I’ve recently discussed three kinds of learning systems:
- Approval-directed agents which take the action the user would most approve of.
- Imitation learners which take the action that the user would tell them to take.
- Narrow value learners which take the actions that the user would prefer they take.
These proposals all focus on the short-term instrumental preferences of their users. From the perspective of AI control I think this is the interesting aspect that deserves more attention.
Going forward I’ll call this kind of approach “act-based” unless I hear something better (credit to Eliezer), and I’ll call agents of this type “act-based agents.”
Act-based agents seem to be robust to certain kinds of errors. You need only the vaguest understanding of humans to guess that killing the user is: (1) not something they would approve of, (2) not something they would do, (3) not in line with their instrumental preferences.
So in order to get bad outcomes here you have to really mess up your model of what humans want (or more likely mess up the underlying framework in an important way). If we imagine a landscape of possible interpretations of human preferences, there is a “right” interpretation that we are shooting for. But if you start with a wrong answer that is anywhere in the neighborhood, you will do things like “ask the user what to do, and don’t manipulate them.” And these behaviors will eventually get you where you want to go.
That is to say, the “right” behavior is surrounded by a massive crater of “good enough” behaviors, and in the long-term they all converge to the same place. We just need to land in the crater.
All of these approaches have a common fundamental drawback: they only have as much foresight as the user. In some sense this is why they are robust.
In order for these systems to behave wisely, the user has to actually be wise. Roughly, the users need to be intellectual peers of the AI systems they are using.
This may sound quite demanding. But after making a few observations, I think it may be a realistic goal:
- The user can draw upon every technology at their disposal — including other act-based agents. (This is discussed more precisely here under the heading of “efficacy.”)
- The user doesn’t need to be quite as smart as the AI systems they are using, they merely need to be within striking distance. For example, it seems fine if it takes a human a few days make a decision, or to understand and evaluate a decision, that an AI can make in a few seconds.
- The user can delegate this responsibility to other humans whom they are willing to trust (e.g. Google engineers), just like they do today.
In this story the capabilities of humans grow in parallel with the capabilities of AI systems, driven by close interaction between the two. AI systems do not pursue explicitly defined goals, but instead help the humans do whatever the humans want to do at any given time. The entire process remains necessarily comprehensible to humans — if humans can’t understand how an action helps them achieve their goals, then that action doesn’t get taken.
In speculations about the long-term future of AI, I think this may be the most common positive vision. But I don’t think there has been much serious thinking about what this situation actually looks like, and certainly not much thinking about how to actually realize such a vision.

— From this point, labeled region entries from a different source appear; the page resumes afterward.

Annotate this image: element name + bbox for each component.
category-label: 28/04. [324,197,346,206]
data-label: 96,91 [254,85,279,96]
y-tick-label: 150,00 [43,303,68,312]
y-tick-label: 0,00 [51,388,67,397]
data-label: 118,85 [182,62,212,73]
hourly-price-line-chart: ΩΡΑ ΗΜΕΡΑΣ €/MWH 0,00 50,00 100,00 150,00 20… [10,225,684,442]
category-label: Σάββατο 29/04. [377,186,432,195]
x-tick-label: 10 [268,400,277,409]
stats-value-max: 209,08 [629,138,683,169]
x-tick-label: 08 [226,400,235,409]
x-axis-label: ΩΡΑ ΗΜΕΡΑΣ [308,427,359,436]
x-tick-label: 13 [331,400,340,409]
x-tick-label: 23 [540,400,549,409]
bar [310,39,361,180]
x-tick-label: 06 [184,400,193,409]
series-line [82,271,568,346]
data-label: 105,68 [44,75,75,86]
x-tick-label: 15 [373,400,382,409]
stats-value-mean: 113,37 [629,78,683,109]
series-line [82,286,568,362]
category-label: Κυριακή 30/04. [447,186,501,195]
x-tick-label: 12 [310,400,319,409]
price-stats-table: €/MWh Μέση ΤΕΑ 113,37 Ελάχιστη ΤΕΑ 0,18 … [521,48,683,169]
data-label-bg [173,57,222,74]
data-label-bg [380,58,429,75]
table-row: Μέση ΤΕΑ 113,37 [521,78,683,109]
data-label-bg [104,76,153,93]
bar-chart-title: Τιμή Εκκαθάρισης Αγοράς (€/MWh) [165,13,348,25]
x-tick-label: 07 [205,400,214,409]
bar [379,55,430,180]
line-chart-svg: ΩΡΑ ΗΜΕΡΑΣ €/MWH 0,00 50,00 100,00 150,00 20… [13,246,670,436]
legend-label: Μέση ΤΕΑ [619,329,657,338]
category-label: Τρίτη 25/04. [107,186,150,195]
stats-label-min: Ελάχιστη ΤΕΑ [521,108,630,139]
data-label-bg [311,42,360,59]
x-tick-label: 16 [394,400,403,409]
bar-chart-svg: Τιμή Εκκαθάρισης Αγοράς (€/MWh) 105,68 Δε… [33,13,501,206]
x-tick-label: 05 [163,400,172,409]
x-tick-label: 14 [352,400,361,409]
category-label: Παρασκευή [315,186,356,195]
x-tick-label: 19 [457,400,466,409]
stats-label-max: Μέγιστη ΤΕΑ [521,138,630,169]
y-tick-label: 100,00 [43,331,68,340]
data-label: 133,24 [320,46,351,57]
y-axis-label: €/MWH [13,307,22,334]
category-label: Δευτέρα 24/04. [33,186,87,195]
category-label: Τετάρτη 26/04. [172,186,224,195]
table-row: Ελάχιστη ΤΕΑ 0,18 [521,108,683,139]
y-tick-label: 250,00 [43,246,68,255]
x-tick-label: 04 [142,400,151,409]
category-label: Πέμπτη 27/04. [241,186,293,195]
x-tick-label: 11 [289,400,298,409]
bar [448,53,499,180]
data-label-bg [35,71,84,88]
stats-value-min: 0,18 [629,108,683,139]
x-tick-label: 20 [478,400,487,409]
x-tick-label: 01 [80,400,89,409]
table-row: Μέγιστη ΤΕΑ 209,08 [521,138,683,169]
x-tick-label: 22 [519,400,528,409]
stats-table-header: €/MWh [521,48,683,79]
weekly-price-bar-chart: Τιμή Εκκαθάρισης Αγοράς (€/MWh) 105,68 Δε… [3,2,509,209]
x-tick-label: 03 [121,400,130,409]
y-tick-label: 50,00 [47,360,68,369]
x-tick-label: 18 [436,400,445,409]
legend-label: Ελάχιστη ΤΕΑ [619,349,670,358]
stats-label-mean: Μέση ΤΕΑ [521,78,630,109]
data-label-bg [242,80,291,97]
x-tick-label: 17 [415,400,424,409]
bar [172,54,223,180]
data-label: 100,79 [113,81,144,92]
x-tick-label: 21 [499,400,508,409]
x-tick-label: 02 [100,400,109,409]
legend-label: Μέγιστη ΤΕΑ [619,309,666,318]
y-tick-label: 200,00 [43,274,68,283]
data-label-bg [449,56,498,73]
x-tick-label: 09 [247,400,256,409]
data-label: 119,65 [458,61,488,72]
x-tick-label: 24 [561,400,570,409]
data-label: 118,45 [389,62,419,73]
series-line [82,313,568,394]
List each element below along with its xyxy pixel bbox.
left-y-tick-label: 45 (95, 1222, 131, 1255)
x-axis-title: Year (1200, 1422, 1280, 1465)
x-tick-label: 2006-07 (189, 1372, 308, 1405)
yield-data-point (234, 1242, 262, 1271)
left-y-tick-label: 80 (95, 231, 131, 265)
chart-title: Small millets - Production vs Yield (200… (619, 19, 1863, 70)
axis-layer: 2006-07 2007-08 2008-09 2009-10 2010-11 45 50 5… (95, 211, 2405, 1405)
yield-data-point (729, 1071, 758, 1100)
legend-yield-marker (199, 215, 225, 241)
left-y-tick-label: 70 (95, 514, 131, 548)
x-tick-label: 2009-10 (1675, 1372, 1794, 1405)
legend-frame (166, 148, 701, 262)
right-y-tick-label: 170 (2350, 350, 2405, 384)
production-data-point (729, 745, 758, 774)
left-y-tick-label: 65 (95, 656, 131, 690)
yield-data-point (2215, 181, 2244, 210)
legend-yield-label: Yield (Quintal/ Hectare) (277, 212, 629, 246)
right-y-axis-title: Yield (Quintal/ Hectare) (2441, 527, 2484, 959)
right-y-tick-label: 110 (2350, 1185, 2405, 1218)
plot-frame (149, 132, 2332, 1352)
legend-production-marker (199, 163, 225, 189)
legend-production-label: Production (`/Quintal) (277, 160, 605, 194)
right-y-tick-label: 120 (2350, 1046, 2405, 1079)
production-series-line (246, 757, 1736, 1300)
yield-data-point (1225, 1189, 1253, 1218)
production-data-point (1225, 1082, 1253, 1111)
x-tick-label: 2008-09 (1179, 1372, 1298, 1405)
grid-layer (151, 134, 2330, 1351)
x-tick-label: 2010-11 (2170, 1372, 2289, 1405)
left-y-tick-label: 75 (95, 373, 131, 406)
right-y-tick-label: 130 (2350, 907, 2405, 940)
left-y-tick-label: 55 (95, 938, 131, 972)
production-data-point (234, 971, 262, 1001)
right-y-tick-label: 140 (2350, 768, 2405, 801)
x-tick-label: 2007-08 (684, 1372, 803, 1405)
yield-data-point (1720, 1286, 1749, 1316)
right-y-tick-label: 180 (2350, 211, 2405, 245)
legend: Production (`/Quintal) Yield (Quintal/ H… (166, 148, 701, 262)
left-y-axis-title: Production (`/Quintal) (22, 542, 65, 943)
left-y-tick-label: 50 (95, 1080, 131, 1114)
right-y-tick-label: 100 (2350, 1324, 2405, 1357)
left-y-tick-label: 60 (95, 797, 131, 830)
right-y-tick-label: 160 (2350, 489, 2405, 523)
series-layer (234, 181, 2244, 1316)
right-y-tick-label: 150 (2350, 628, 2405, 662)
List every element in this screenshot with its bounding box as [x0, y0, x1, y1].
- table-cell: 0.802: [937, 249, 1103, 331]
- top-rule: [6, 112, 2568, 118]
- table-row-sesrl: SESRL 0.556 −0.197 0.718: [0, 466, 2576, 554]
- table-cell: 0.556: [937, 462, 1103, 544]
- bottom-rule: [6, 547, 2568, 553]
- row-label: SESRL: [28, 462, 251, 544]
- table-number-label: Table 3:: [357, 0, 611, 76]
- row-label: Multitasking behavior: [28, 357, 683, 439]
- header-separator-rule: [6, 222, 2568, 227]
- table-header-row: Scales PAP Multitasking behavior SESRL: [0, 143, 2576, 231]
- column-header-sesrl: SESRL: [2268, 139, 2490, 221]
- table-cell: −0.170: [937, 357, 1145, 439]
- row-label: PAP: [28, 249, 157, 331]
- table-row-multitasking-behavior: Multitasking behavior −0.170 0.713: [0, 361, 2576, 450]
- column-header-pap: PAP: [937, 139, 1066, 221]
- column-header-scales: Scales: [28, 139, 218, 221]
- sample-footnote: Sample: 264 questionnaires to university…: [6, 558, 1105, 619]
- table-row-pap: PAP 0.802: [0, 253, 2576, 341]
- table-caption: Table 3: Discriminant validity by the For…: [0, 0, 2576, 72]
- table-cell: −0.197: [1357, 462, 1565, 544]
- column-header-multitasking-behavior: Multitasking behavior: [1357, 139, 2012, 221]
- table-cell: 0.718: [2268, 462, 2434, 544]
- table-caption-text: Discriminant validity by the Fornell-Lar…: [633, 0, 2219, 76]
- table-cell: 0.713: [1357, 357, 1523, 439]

Note that the involvement of actual of humans is not intended as a very long-term solution. It’s a solution built to last (at most) until all contemporary thinking about AI has been thoroughly obsoleted — until the capability of society is perhaps ten or a hundred times greater than it is today. I don’t think there is a strong case for thinking much further ahead than that.
What is “narrow” anyway?
There is clearly a difference between act-based agents and traditional rational agents. But it’s not entirely clear what the key difference is.
Consider a machine choosing a move in a game of chess. I could articulate preferences over that move (castling looks best to me), over its consequences (I don’t want to lose the bishop), over the outcome of the game (I want to win), over immediate consequences of that outcome (I want people to respect my research team), over distant consequences (I want to live a fulfilling life).
We could also go the other direction and get even narrower: rather than thinking about preferences over moves we can think about preferences over particular steps of the cognitive strategy that produces moves.
As I advance from “narrow” to “broad” preferences, many things are changing. It’s not really clear what the important differences are, what exactly we mean by “narrow” preferences, at what scales outcomes are robust to errors, at what scales learning is feasible, and so on. I would like to understand the picture better.
Thinking about act-based agents suggests a different (and in my view more optimistic) picture of AI control. There are a number of research problems that are common across act-based approaches, especially related to keeping humans up to speed, and I think that for the moment these are the most promising directions for work on AI control.